During a recent campaign event, Florida Senator Bill Nelson said, “That story of Rwanda is very instructive to us because when a place gets so tribal that the two tribes won’t have anything to do with each other, and that jealousy turns into hate—we saw what happened to the Hutus and the Tutsis in Rwanda, it turned into a genocide. A million people hacked to death within a few months. And we have got to watch what’s happening here.”
That got a lot of headlines even though U.S. ethnicity is binary only if seen as white vs. everybody else. Whatever Sen. Nelson meant, those who do see it that way have certainly gained prominence since Trump took the White House.

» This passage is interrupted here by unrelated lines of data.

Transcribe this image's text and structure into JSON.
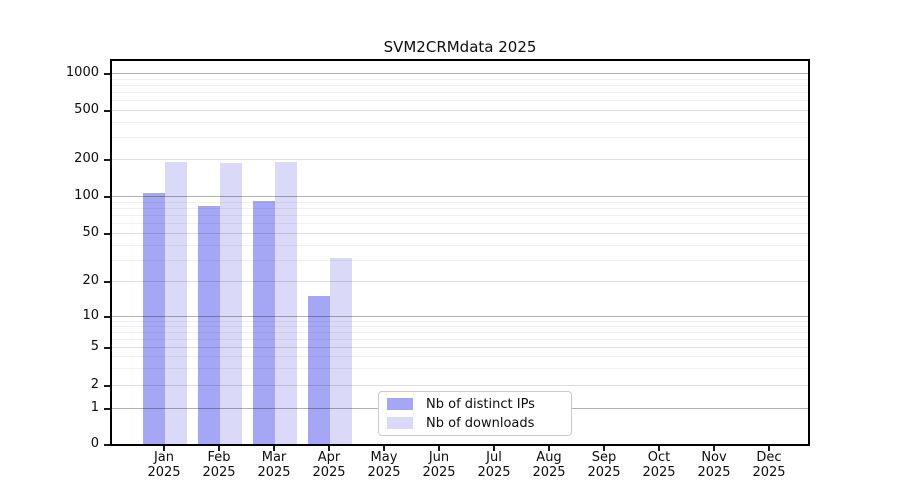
{
  "chart_data": {
    "type": "bar",
    "title": "SVM2CRMdata 2025",
    "categories": [
      "Jan",
      "Feb",
      "Mar",
      "Apr",
      "May",
      "Jun",
      "Jul",
      "Aug",
      "Sep",
      "Oct",
      "Nov",
      "Dec"
    ],
    "category_year": "2025",
    "series": [
      {
        "name": "Nb of distinct IPs",
        "color": "#a6a6f6",
        "values": [
          105,
          83,
          91,
          15,
          null,
          null,
          null,
          null,
          null,
          null,
          null,
          null
        ]
      },
      {
        "name": "Nb of downloads",
        "color": "#dadaf8",
        "values": [
          190,
          185,
          190,
          31,
          null,
          null,
          null,
          null,
          null,
          null,
          null,
          null
        ]
      }
    ],
    "yscale": "symlog",
    "yticks": [
      0,
      1,
      2,
      5,
      10,
      20,
      50,
      100,
      200,
      500,
      1000
    ],
    "ylim": [
      0,
      1300
    ],
    "grid": true,
    "legend_position": "lower center"
  }
}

That was a newly minted reference to the Rwandan genocide in U.S. discourse, however. Rwanda is most often remembered in urgent calls for “humanitarian intervention,” a.k.a. war, to stop another genocide. We’re told that the U.S. failed to stop Rwanda’s 1994 genocide, so we’re now obliged to “intervene” anytime and anywhere another genocide is underway. That’s why, we’re falsely told, the U.S. and its NATO allies had to bomb Libya into ongoing chaos in 2011. That’s why Lockheed Martin had to step up production of cruise missiles to drop on Syria. That’s why Sens. Cory Booker and Elizabeth Warren, both 2020 Democratic presidential hopefuls, became initial co-sponsors of an Orwellian bill to “enhance” our government’s ability to “prevent genocide and mass atrocities” with military force: Senate Bill 1158, the Elie Wiesel Genocide and Atrocities Prevention Act of 2018.